My new toy is a setting that I think combines a healthy portion of the things I love into one great mess of a thing. It’s a new setting for a series of YA stories that I’m frantically working on between sporadic chunks of freelance web design (if you’re reading this and need a website, email me, because I don’t have enough work right now). Pretty much every free moment right now is consumed with thinking out the implications of my idea, building up my society, my character ideas, my plot ideas (and panicking about impending fatherhood). I could get a ten book series from this idea, easily. I could work on this single setting indefinitely. Or at least until it really bores me, but right now I don’t see that happening any time soon. It’s a daunting prospect though.
I’ve got a lot of practice thinking in terms of single story worlds. Worlds that lend to characters that solve themselves neatly like little puzzle boxes in a few thousand words. For the longest time, the idea of writing a series didn’t occur to me. But I started to notice a trend in my fan mail (yes, shut up, I get fan mail sometimes).

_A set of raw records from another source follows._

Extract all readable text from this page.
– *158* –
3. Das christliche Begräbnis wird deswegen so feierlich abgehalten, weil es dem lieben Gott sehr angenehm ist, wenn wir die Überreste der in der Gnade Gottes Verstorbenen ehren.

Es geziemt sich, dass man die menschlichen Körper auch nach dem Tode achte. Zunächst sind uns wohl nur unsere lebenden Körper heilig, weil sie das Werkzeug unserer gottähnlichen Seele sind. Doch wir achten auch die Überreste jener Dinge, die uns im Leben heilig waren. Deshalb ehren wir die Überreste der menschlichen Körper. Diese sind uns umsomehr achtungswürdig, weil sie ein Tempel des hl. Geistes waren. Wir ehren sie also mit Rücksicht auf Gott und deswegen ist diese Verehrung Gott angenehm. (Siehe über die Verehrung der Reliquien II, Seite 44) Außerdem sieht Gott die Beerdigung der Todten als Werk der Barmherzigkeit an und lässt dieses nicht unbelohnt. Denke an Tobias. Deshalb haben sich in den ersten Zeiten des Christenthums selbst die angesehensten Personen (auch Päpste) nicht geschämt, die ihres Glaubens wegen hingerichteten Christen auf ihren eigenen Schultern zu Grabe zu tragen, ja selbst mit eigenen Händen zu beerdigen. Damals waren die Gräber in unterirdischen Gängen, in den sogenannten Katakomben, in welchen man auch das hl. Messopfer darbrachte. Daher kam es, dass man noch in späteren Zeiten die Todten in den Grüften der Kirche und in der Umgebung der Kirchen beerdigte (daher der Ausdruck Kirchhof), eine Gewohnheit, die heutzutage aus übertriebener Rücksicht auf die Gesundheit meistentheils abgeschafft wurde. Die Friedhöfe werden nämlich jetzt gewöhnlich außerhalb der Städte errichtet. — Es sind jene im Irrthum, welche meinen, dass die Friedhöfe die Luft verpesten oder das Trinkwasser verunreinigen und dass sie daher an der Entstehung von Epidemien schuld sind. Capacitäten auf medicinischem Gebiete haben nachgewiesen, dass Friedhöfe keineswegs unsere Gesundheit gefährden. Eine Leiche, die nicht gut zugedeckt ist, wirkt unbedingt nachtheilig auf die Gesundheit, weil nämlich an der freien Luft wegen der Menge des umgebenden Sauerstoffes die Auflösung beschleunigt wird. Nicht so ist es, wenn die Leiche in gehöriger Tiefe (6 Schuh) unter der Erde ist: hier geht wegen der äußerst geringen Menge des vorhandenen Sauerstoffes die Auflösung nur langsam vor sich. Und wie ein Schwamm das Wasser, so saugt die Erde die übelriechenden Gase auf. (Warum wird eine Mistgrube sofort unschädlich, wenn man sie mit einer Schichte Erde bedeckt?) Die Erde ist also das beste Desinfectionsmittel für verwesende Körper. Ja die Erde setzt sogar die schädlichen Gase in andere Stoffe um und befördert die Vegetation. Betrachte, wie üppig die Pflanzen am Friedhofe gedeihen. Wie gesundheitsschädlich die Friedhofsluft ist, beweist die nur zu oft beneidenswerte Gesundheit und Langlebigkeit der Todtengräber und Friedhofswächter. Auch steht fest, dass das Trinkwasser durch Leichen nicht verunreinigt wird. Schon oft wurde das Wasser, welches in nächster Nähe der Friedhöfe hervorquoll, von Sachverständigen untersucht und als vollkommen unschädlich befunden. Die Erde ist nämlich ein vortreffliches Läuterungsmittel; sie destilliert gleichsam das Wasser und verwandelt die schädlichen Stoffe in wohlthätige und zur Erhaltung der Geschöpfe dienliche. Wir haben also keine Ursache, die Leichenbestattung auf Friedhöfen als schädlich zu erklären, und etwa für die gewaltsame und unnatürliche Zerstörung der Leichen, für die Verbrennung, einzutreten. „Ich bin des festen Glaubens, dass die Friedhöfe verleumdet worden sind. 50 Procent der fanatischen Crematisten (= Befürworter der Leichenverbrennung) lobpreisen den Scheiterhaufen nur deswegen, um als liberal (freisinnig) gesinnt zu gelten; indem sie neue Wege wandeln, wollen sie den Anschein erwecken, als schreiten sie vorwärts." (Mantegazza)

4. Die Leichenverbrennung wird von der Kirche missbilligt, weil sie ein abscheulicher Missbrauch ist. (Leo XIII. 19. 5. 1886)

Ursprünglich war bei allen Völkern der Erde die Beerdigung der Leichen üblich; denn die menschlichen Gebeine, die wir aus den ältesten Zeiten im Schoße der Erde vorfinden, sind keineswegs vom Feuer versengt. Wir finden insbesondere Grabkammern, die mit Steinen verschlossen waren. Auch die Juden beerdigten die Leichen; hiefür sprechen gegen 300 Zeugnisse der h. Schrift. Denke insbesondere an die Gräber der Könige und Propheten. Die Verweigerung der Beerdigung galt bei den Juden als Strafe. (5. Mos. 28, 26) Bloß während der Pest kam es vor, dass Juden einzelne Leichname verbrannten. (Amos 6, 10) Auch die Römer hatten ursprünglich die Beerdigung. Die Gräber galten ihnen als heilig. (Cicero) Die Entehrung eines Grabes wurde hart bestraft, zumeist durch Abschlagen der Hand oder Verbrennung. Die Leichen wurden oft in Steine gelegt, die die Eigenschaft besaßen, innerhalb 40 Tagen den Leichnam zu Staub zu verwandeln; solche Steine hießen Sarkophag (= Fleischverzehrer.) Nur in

I’d say about 75% of my fan letters were asking me to write more in a particular setting/world. Very few readers seemed to be satisfied with just the one story in the world.
So I’ve been trying to think in terms of series now. But there aren’t a lot of resources out there that I’ve come across that describe how to develop such things. And the marketability of it seems much riskier. Devote a lot of energy into a series and nobody wants part of it, you’re kind of out a lot of time.
My technique has to be different. I need stories that run longer arcs.. I need a world that isn’t irrevocably changed right off. I need a world that can breathe for a while, that I can change over a long period of time. So learning how to do that is going to be my new experience I think. It’s not looking very easy so far.
But like the inhabitants of my new world say, “there are no easy scores in Dungeonspace.” There are also no easy scores in the writing world.